Were he alive and reading today’s newspapers, Rogers might die laughing.

Laughing

For example, the Wall Street Journal reported in its April 13 print edition that Cerberus Capital Management LP, a “New York private-equity firm,” agreed to buy defense contractor DynCorp International for $1 billion. Cerberus, noted the Journal, paid $17.55 per share for DynCorp stock that the Friday before had closed at $11.75.

What’s so funny about that fat, rich buyout? Just three things.

First, the last major investment made by Cerberus was a $7.4 billion bet on Chrysler in 2007. Not long after betting those billions, Chrysler, like General Motors, turned belly-to-the sun.

Second, in 2006, the company initiated a $7.5 billion, majority purchase of (wait for it) GMAC, the finance arm of General Motors. Two years later, GMAC dove into the federal trough for bailout money to avoid a complete crack-up like its GM mama.

And third, Cerberus’ chairman — the financial genius who signed off these two magnificent failures — was and remains John W. Snow, secretary of treasury under President George W. Bush.

In the paper

I’m not making this up. It was in the newspaper.

Also in the newspaper was an early April story noting that House Ag Committee Chairman Collin Peterson hopes to kick off the 2012 Farm Bill debate with “listening sessions” around the U.S. this year and Congressional hearings next year.

The goal, he explained, is to get a Farm Bill actually in place on time this time.

Recall that the 2007 bill was completed late in 2008 and went fully into effect in 2009.

Peterson, according to DTN, also noted he “will not increase overall spending on farm programs, adding he is willing to cut the farm bill only if all government programs are trimmed.”

Lists

That cloudy forecast got the farm groups’ attention and soon most were presenting Farm Bill shopping lists. Those lists included items like retaining the now under-fire crop insurance program, maintaining today’s $5.2 billion in annual direct program payments and, of course, anything that boosts “trade.”

The unified call for any trade-boosting measure comes on the heels of four, consecutive articles on the failed promises of ag trade written by our old friend Daryll Ray, director of the University of Tennessee’s Agricultural Policy Analysis Center. (Published in various newspapers around the U.S., all are archived under “March 2010” at http://agpolicy.org/articles10.html.)

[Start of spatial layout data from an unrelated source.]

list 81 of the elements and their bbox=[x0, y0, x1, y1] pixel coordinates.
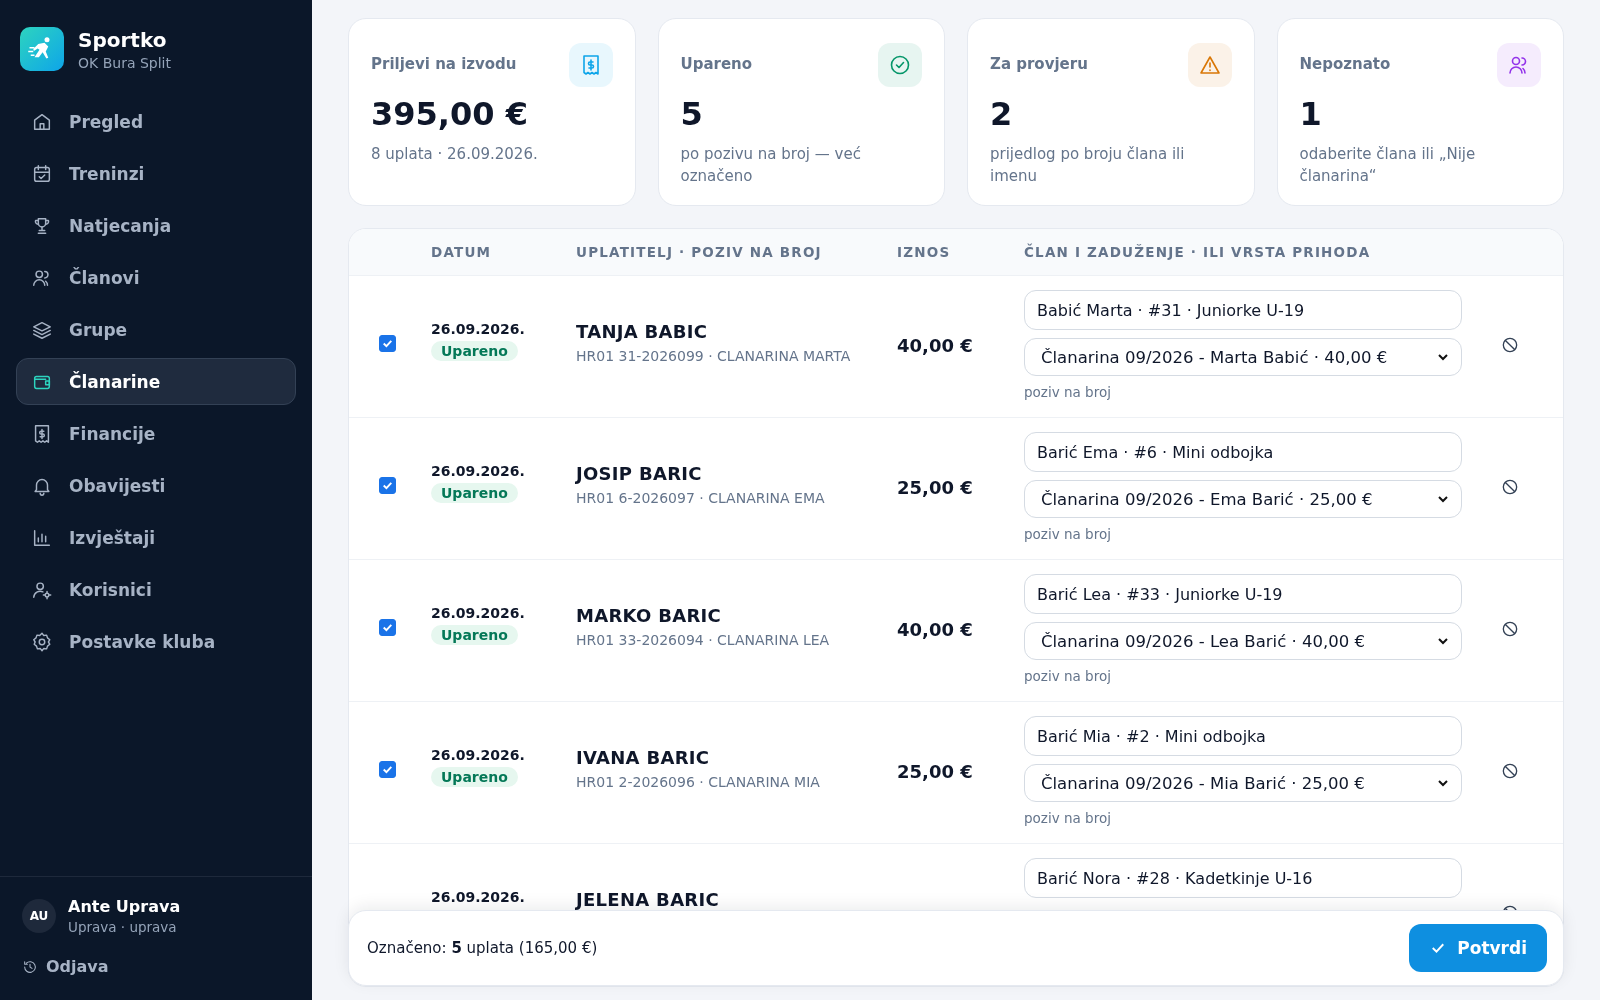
payment-amount: 40,00 € bbox=[897, 619, 973, 640]
payer-name: IVANA BARIC bbox=[576, 747, 711, 768]
column-header: DATUM bbox=[431, 244, 493, 260]
payment-reference: HR01 31-2026099 · CLANARINA MARTA bbox=[576, 348, 852, 364]
row-checkbox[interactable] bbox=[379, 761, 396, 778]
match-note: poziv na broj bbox=[1024, 668, 1112, 684]
stat-value: 1 bbox=[1299, 95, 1323, 133]
payment-amount: 25,00 € bbox=[897, 477, 973, 498]
column-header: ČLAN I ZADUŽENJE · ILI VRSTA PRIHODA bbox=[1024, 244, 1372, 260]
status-badge: Upareno bbox=[431, 625, 518, 645]
member-field[interactable]: Barić Mia · #2 · Mini odbojka bbox=[1024, 716, 1462, 756]
row-checkbox[interactable] bbox=[379, 477, 396, 494]
checkmark-icon bbox=[381, 337, 394, 350]
sidebar-item[interactable]: Treninzi bbox=[16, 150, 296, 197]
charge-select[interactable]: Članarina 09/2026 - Lea Barić · 40,00 € bbox=[1024, 622, 1462, 660]
logout-link[interactable]: Odjava bbox=[22, 957, 109, 976]
row-checkbox[interactable] bbox=[379, 619, 396, 636]
sidebar-item[interactable]: Članovi bbox=[16, 254, 296, 301]
member-field[interactable]: Barić Nora · #28 · Kadetkinje U-16 bbox=[1024, 858, 1462, 898]
sidebar-item[interactable]: Financije bbox=[16, 410, 296, 457]
stat-note: 8 uplata · 26.09.2026. bbox=[371, 144, 539, 165]
charge-select[interactable]: Članarina 09/2026 - Ema Barić · 25,00 € bbox=[1024, 480, 1462, 518]
payer-name: TANJA BABIC bbox=[576, 321, 709, 342]
payment-date: 26.09.2026. bbox=[431, 889, 525, 905]
charge-select[interactable]: Članarina 09/2026 - Marta Babić · 40,00 € bbox=[1024, 338, 1462, 376]
stat-note: odaberite člana ili „Nije članarina“ bbox=[1299, 144, 1477, 187]
match-note: poziv na broj bbox=[1024, 810, 1112, 826]
member-field[interactable]: Barić Lea · #33 · Juniorke U-19 bbox=[1024, 574, 1462, 614]
payment-date: 26.09.2026. bbox=[431, 605, 525, 621]
stat-title: Upareno bbox=[680, 55, 753, 73]
sidebar-item[interactable]: Grupe bbox=[16, 306, 296, 353]
stat-title: Priljevi na izvodu bbox=[371, 55, 517, 73]
row-checkbox[interactable] bbox=[379, 335, 396, 352]
stat-value: 5 bbox=[680, 95, 704, 133]
payer-name: JELENA BARIC bbox=[576, 889, 721, 910]
member-field[interactable]: Barić Ema · #6 · Mini odbojka bbox=[1024, 432, 1462, 472]
match-note: poziv na broj bbox=[1024, 526, 1112, 542]
payment-date: 26.09.2026. bbox=[431, 747, 525, 763]
status-badge: Upareno bbox=[431, 767, 518, 787]
payment-reference: HR01 33-2026094 · CLANARINA LEA bbox=[576, 632, 831, 648]
runner-logo-icon bbox=[20, 27, 64, 71]
checkmark-icon bbox=[381, 763, 394, 776]
member-field[interactable]: Babić Marta · #31 · Juniorke U-19 bbox=[1024, 290, 1462, 330]
sidebar-item[interactable]: Korisnici bbox=[16, 566, 296, 613]
column-header: UPLATITELJ · POZIV NA BROJ bbox=[576, 244, 823, 260]
payer-name: JOSIP BARIC bbox=[576, 463, 703, 484]
stat-note: prijedlog po broju člana ili imenu bbox=[990, 144, 1186, 187]
payment-amount: 40,00 € bbox=[897, 335, 973, 356]
payment-date: 26.09.2026. bbox=[431, 463, 525, 479]
payment-amount: 25,00 € bbox=[897, 761, 973, 782]
stat-title: Za provjeru bbox=[990, 55, 1088, 73]
stat-value: 2 bbox=[990, 95, 1014, 133]
stat-value: 395,00 € bbox=[371, 95, 529, 133]
sidebar-item[interactable]: Postavke kluba bbox=[16, 618, 296, 665]
status-badge: Upareno bbox=[431, 483, 518, 503]
logout-icon bbox=[22, 958, 38, 975]
user-avatar: AU bbox=[22, 899, 56, 933]
sidebar-item[interactable]: Članarine bbox=[16, 358, 296, 405]
club-name: OK Bura Split bbox=[78, 54, 171, 71]
user-role: Uprava · uprava bbox=[68, 919, 178, 935]
calendar-icon bbox=[31, 162, 53, 185]
app-name: Sportko bbox=[78, 27, 168, 52]
payment-reference: HR01 6-2026097 · CLANARINA EMA bbox=[576, 490, 826, 506]
settings-icon bbox=[31, 630, 53, 653]
checkmark-icon bbox=[381, 479, 394, 492]
payment-date: 26.09.2026. bbox=[431, 321, 525, 337]
payment-reference: HR01 2-2026096 · CLANARINA MIA bbox=[576, 774, 821, 790]
checkmark-icon bbox=[381, 621, 394, 634]
stat-title: Nepoznato bbox=[1299, 55, 1391, 73]
sidebar-item[interactable]: Natjecanja bbox=[16, 202, 296, 249]
sidebar-item[interactable]: Obavijesti bbox=[16, 462, 296, 509]
sidebar-item[interactable]: Pregled bbox=[16, 98, 296, 145]
charge-select[interactable]: Članarina 09/2026 - Mia Barić · 25,00 € bbox=[1024, 764, 1462, 802]
column-header: IZNOS bbox=[897, 244, 952, 260]
sidebar-item[interactable]: Izvještaji bbox=[16, 514, 296, 561]
match-note: poziv na broj bbox=[1024, 384, 1112, 400]
status-badge: Upareno bbox=[431, 341, 518, 361]
user-name: Ante Uprava bbox=[68, 897, 181, 916]
selection-summary: Označeno: 5 uplata (165,00 €) bbox=[367, 939, 598, 957]
stat-note: po pozivu na broj — već označeno bbox=[680, 144, 862, 187]
payer-name: MARKO BARIC bbox=[576, 605, 723, 626]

Ray’s detailed examination of what he calls American ag policy’s “export-centric narrative” reveals several clear facts Farm Bill lobbyists and writers need to keep in mind when piecing together the 2012 law.

First, despite a half dozen export-directed Farm Bills since the late 1970s, the cumulative export volume of our big three commodities, corn, wheat and the soybean complex, “remained below its 1980 quantity. Clearly,” Ray writes, “ever-increasing upward shifts in crop export demand did not occur.”

Second, if you examine one of free trade’s basic articles of faith — that lower U.S. price supports will increase U.S. ag exports — you quickly learn that nothing is further from the truth. In fact, Ray’s research shows little, if any, correlation between the price of U.S. corn, wheat and soy products and export volumes.

Third, “Price declines [in corn, wheat and soy products] do not appear to be associated with increases in the value of exports as the export-centric narrative postulated.”

In short, Ray concludes, 30 years of an export-directed farm policy cannot be supported by actual facts.

Bad public policy, however, is often adopted despite the facts. For proof, do what Will Rogers used to do; just pick up a newspaper.